The most durable piece of Nazi propaganda may yet turn out to be the belief that Leni Riefenstahl is an artistic genius. Ever since Triumph of the Will goose-stepped across movie screens in 1935, Riefenstahl has been central to the arguments about whether politics can be separated from art, whether form can be separated from content. With some dissenters, a critical consensus has emerged that goes something like this: Riefenstahl's films may be Nazi propaganda (and her own accounts of her relationship with Nazism sketchy at best), but they are also amazing and vital pieces of moviemaking whose art can be appreciated apart from the ideology they espouse.
It sounds like a good, hardheaded argument, just the sort of thing to upset the ideologues who insist on reducing art to a message–until you see the films.
Even if we could do what Riefenstahl's admirers claim we should, and separate the filmmaking in Triumph of the Will and Olympia (1938)–the two films on which her reputation rests–from their wholehearted assent to the public face of Nazism, we are left with an aesthetic that is at once inane and imperial. Intended as public monuments to the Third Reich, the films are impressive in the impersonal, imagination-starved manner of something like the Hall of Presidents at Disney World (and Walt Disney was an admirer of Riefenstahl). Veering from hearty triumphalism to cloying folk sentimentality, Riefenstahl's two most famous films worship an ideal of indomitable human perfection, whether in the architecture of Albert Speer or among the athletes at the 1936 Berlin Olympic Games. Riefenstahl had an undeniable knack for a singular strain of monstrous kitsch, but she was no artist.
She was lucky enough to have a fallen angel hovering over her. Some variation of the eternal "but" always swooped in to keep her from being dismissed as a mere propagandist. Susan Sontag, who had earlier praised Riefenstahl, delivered a staggering blow to the director's reputation in her famous 1975 essay for The New York Review of Books, "Fascinating Fascism." In it, Sontag declared Riefenstahl's celebrated portraits of the African Nuba tribe "the third in [her] triptych of fascist visuals" and said that "anyone who defends Riefenstahl's films as documentaries, if documentary is to be distinguished from propaganda, is being ingenuous. In Triumph of the Will, the document (the image) is no longer simply the record of reality; 'reality' has been constructed to serve the image." It's curious, then, that Sontag's damning judgment didn't preclude an automatic nod to Triumph of the Will and Olympia as "undoubtedly superb films," maybe even "the two greatest documentaries ever made." A recent letter to the New York Times Book Review quoted Jodie Foster, who has long wished to direct and star in a film about Riefenstahl, claiming that Riefenstahl has been "libeled so many times" and that "people are afraid of how complicated she was."

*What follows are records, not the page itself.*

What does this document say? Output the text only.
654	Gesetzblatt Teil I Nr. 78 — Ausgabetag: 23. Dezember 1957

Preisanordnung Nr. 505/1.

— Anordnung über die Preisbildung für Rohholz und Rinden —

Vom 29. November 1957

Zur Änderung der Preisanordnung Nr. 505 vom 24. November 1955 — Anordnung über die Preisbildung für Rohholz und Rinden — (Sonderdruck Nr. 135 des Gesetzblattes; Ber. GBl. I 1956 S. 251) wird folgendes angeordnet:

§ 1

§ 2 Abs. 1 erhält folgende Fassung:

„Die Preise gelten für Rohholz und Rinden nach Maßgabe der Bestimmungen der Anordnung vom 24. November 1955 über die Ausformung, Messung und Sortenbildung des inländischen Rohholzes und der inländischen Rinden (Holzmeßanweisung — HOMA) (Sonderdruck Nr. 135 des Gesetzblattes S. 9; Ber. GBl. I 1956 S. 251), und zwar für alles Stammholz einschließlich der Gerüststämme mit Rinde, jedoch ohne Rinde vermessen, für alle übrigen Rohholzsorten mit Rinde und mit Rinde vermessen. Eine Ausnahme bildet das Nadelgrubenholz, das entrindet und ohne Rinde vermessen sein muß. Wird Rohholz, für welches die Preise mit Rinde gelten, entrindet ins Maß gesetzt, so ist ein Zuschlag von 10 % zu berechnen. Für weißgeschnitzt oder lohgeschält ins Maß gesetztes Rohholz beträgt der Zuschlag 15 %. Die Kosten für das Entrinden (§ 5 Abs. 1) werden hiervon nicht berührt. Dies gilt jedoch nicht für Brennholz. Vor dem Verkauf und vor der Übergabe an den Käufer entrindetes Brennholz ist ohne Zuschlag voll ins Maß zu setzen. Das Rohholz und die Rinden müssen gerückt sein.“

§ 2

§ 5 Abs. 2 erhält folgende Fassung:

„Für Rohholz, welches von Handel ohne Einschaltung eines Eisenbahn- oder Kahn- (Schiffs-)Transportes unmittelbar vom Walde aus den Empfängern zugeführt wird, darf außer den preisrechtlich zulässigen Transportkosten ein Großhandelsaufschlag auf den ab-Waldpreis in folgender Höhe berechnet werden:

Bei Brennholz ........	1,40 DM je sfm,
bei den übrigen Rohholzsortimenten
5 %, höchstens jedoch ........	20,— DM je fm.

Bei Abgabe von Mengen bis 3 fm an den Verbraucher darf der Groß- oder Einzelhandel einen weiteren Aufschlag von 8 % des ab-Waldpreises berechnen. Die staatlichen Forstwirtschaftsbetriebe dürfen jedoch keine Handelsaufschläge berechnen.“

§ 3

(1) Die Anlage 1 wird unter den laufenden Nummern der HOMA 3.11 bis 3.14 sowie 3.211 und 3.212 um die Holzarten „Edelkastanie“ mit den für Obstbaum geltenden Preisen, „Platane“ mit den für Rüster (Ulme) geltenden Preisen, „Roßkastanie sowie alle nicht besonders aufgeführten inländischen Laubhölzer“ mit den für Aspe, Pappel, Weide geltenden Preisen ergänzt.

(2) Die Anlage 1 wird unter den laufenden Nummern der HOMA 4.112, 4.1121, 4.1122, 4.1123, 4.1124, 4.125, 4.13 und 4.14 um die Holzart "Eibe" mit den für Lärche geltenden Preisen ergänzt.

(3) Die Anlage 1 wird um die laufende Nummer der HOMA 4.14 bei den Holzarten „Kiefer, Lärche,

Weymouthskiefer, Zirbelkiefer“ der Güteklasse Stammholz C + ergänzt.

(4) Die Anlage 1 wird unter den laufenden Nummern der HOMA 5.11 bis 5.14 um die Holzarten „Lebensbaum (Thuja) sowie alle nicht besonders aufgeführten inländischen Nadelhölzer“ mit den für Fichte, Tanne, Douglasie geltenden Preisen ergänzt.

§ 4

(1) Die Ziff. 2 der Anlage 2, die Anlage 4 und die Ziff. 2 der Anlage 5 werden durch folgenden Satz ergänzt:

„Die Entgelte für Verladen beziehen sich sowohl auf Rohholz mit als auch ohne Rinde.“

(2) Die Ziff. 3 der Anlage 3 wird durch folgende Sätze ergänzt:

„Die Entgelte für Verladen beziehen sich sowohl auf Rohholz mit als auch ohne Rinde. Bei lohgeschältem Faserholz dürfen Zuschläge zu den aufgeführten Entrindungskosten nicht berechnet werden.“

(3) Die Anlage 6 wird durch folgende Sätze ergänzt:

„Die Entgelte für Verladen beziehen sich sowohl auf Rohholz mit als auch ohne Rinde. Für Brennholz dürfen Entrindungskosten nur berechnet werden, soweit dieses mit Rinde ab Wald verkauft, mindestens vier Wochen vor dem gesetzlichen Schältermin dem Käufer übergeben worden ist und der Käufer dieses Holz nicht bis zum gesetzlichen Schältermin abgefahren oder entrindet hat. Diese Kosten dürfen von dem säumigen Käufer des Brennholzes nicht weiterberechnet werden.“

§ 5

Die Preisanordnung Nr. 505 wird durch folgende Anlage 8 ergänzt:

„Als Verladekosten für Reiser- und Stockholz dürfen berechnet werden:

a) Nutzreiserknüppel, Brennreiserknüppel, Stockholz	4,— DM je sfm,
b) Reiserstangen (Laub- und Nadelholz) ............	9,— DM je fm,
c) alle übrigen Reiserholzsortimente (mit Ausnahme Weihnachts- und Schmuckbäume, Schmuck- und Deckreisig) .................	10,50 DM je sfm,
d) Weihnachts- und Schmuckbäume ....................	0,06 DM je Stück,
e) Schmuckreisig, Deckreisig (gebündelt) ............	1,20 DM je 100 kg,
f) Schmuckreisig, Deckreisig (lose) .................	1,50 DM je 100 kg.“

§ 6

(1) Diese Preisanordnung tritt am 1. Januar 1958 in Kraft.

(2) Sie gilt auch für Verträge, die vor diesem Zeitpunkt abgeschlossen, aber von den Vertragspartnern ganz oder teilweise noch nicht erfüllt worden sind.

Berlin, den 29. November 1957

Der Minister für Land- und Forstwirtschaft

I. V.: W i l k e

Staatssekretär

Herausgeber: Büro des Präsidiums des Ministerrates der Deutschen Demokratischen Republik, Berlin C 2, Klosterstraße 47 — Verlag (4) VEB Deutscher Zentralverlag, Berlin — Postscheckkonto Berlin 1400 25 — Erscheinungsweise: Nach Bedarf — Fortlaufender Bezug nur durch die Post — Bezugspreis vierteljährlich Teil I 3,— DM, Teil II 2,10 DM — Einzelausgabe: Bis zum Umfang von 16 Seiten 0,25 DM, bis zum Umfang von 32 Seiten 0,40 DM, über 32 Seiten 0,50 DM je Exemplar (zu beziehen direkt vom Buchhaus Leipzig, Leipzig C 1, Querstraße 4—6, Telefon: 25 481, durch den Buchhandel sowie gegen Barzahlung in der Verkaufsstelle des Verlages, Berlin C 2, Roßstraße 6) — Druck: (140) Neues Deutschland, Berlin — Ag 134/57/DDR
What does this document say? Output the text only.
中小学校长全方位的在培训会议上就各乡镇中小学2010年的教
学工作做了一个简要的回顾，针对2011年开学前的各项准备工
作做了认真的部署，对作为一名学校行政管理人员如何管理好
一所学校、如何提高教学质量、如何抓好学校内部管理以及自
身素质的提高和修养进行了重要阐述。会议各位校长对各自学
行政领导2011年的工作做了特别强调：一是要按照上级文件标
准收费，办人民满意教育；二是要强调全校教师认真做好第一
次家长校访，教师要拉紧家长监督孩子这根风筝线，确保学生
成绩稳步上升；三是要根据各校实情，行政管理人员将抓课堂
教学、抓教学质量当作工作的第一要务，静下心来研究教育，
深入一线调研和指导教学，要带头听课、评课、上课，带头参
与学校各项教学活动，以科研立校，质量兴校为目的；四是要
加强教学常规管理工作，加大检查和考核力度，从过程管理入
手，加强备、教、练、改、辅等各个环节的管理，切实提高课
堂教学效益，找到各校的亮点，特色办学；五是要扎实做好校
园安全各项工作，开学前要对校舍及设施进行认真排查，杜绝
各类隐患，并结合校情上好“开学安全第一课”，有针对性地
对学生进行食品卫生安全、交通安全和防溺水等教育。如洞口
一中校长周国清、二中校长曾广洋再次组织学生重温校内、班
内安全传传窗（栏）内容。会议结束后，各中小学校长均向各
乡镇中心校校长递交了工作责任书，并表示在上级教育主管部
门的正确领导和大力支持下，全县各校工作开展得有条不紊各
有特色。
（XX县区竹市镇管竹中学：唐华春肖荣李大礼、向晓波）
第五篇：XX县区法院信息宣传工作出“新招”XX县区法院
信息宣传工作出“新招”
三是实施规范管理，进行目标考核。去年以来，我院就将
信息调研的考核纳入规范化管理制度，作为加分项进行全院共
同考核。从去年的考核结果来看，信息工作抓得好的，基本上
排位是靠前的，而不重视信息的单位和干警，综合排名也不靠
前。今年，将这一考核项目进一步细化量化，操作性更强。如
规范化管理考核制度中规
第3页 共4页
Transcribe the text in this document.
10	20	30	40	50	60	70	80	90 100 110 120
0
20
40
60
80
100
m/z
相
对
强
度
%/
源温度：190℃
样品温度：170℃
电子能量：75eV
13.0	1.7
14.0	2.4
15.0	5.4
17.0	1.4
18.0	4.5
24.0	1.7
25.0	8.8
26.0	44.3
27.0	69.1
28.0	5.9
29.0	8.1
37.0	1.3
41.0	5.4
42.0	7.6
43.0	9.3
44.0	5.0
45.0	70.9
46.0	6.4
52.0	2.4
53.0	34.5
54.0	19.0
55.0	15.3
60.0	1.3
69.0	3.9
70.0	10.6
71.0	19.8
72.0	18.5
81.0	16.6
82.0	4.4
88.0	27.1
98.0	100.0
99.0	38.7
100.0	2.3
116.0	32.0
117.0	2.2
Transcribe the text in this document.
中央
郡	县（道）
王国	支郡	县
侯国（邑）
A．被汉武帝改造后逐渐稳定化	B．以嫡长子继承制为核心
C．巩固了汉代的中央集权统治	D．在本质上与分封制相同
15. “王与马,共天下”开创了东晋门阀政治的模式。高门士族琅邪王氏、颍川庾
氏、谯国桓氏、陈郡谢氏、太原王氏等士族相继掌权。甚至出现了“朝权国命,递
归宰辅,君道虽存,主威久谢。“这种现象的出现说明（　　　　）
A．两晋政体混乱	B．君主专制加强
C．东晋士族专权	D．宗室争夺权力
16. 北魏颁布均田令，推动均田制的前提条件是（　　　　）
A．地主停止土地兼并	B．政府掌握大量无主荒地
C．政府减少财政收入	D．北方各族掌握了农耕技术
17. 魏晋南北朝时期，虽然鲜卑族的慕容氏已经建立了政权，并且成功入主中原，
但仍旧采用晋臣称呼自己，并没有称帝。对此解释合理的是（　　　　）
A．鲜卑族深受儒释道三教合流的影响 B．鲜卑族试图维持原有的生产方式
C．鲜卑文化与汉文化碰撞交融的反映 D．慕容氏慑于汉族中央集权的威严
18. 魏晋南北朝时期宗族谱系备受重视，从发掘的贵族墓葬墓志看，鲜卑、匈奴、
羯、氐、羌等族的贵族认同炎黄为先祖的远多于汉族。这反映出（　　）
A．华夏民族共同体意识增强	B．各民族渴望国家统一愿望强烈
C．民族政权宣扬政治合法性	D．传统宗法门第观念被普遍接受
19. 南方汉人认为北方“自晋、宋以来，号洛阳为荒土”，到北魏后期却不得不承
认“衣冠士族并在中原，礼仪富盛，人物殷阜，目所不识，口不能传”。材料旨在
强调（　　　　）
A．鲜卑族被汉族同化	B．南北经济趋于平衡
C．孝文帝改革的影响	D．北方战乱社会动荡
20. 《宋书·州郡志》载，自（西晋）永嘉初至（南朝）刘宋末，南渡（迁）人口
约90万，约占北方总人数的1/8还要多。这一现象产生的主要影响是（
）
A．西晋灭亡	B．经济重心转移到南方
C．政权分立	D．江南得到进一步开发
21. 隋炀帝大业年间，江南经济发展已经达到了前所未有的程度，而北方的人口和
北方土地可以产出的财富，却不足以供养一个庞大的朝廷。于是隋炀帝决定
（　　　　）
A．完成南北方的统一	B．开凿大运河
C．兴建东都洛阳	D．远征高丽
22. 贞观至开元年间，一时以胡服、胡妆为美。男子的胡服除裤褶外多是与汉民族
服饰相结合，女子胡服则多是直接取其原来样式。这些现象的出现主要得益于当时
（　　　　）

Two new biographies, Jürgen Trimborn's Leni Riefenstahl: A Life and Steven Bach's Leni: The Life and Work of Leni Riefenstahl do not go so far as to break with the notion of Riefenstahl as an artist. But next to the damning evidence Trimborn and Bach have amassed, their occasional allowance for her talent has the force of a snowflake in an avalanche. It's too much to say that we are finally at the point where Leni Riefenstahl will be seen as the exceptionally lucky grotesque curiosity she was. There have always been film theorists and critics who've overlooked the meaning of her films in celebration of their form and, like Foster, those willing to believe in the complexity of an ambitious opportunist who, both publicly and privately, gushed over Hitler and the Nazi cause.